- Education: McGill University
- Scientific career
- Workplaces: Imperial College London Necker–Enfants Malades Hospital
- Thesis: The genetic dissection of the host immune response to Salmonella Typhimurium infection in the wild-derived mouse MOLF/Ei (2008)

= Vanessa Sancho-Shimizu =

Maria Vanessa Sancho Shimizu is a UKRI Future Leaders Fellow and Reader in the sections of Paediatrics Infectious Diseases and Virology investigating the human genetic basis of life-threatening infections.

== Early life and education ==
Sancho-Shimizu completed her doctoral studies at McGill University. Her research involved human genetics, with a focus on Salmonella tryphimurium infection. She was based in the Centre for the Study of Host Resistance. She joined the Laboratory of Human Genetics at the Necker–Enfants Malades Hospital as a postdoctoral fellow, where she worked with Jean-Laurent Casanova. Here she became interested in the gene disorders that underpin Herpes simplex encephalitis. In 2012 Sancho-Shimizu joined Imperial College London as a Marie Curie Fellow, where she continued to work on herpes simplex encephalitis, and searched for other viral infections and invasive meningococcal disease.

== Research and career ==
Sancho-Shimizu was made a Medical Research Council Senior Research Fellow in 2014. She was appointed lecturer and UK Research and Innovation Future Leaders Fellow in 2021, and made associate professor in 2023.

Her research considers the genetic basis of infections. Sancho-Shimizu uncovered the genetic aetiology of herpes encephalitis in childhood, critical COVID-19 disease and invasive meningococcal disease. She studies the rare genetic variants (that can be identified by whole exome sequencing) that affect a response to interferons, the TLR signalling pathway, autophagy and pathogen recognition pathways.

To help in this endeavour and recruit patients, Sancho-Shimizu established a Biomedical Research Center Paediatric Infectious Disease Clinic at St Mary's Hospital.
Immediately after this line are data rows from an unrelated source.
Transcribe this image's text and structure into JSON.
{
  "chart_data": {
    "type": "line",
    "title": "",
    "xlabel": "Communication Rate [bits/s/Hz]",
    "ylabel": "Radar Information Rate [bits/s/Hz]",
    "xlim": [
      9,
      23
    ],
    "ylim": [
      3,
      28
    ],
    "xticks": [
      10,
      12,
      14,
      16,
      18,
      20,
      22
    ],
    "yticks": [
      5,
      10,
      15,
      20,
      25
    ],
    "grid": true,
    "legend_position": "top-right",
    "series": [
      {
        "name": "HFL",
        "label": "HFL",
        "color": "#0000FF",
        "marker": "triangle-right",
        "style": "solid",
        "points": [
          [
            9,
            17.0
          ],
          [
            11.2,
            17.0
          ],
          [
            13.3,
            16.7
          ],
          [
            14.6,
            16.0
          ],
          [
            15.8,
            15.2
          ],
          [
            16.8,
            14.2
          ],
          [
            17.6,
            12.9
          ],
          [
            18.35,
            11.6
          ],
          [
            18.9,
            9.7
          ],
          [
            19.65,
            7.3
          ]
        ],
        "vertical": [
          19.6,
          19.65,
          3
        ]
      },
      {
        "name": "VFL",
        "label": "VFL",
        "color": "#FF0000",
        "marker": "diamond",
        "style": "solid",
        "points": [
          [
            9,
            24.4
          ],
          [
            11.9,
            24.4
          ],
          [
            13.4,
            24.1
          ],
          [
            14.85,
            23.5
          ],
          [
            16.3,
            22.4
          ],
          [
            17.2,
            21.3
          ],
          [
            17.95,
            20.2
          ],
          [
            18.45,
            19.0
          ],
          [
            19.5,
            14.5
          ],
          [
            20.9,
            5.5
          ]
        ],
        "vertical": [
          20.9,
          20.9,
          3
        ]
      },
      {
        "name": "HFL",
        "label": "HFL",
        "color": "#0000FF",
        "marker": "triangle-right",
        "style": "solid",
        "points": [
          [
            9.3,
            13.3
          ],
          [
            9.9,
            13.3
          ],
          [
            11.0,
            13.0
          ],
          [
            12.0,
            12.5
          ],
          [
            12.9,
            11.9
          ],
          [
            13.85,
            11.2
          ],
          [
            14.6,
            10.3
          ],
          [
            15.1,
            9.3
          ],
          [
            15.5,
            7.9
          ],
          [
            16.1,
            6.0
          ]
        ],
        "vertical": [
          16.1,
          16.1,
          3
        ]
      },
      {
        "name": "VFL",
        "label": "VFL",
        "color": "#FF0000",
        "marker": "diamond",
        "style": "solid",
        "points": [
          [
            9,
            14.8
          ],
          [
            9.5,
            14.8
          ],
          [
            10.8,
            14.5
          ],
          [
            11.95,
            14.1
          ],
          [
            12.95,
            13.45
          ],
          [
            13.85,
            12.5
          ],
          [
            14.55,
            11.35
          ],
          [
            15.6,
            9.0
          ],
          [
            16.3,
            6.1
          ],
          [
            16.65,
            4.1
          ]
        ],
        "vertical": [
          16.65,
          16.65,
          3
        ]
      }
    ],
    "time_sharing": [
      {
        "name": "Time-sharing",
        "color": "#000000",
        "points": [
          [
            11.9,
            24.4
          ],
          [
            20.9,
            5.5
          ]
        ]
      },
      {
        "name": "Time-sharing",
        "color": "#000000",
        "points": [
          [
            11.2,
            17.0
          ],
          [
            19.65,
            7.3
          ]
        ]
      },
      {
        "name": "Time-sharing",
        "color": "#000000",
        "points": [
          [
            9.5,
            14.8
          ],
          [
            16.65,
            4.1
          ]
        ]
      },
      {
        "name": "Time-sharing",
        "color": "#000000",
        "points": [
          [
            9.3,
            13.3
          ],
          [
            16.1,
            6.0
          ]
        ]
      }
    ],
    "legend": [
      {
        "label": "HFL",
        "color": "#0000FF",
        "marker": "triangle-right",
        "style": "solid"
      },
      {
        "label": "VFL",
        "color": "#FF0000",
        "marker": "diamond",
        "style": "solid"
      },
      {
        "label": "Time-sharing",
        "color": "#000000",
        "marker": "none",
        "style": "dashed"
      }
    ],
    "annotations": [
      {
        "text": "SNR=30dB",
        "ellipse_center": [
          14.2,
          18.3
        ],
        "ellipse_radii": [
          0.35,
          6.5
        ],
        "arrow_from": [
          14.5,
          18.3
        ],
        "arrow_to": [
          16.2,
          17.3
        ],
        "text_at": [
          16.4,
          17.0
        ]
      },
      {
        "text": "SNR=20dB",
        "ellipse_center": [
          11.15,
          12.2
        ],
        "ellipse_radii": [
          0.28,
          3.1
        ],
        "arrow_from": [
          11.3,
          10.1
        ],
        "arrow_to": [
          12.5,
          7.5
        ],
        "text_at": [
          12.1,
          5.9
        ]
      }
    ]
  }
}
She developed patient cell-based assays to identify inborn immune system errors.

Sancho-Shimizu was named a UK Research and Innovation Future Leaders Fellow in 2019. During the COVID-19 pandemic Sancho-Shimizu was appointed to the International COVID Human Genetic Effort. She found that 3.5% of patients who suffered from COVID-19-induced pneumonia have genetic defects, and over 10% of people with severe COVID-19 have antibodies that attacked their own immune system.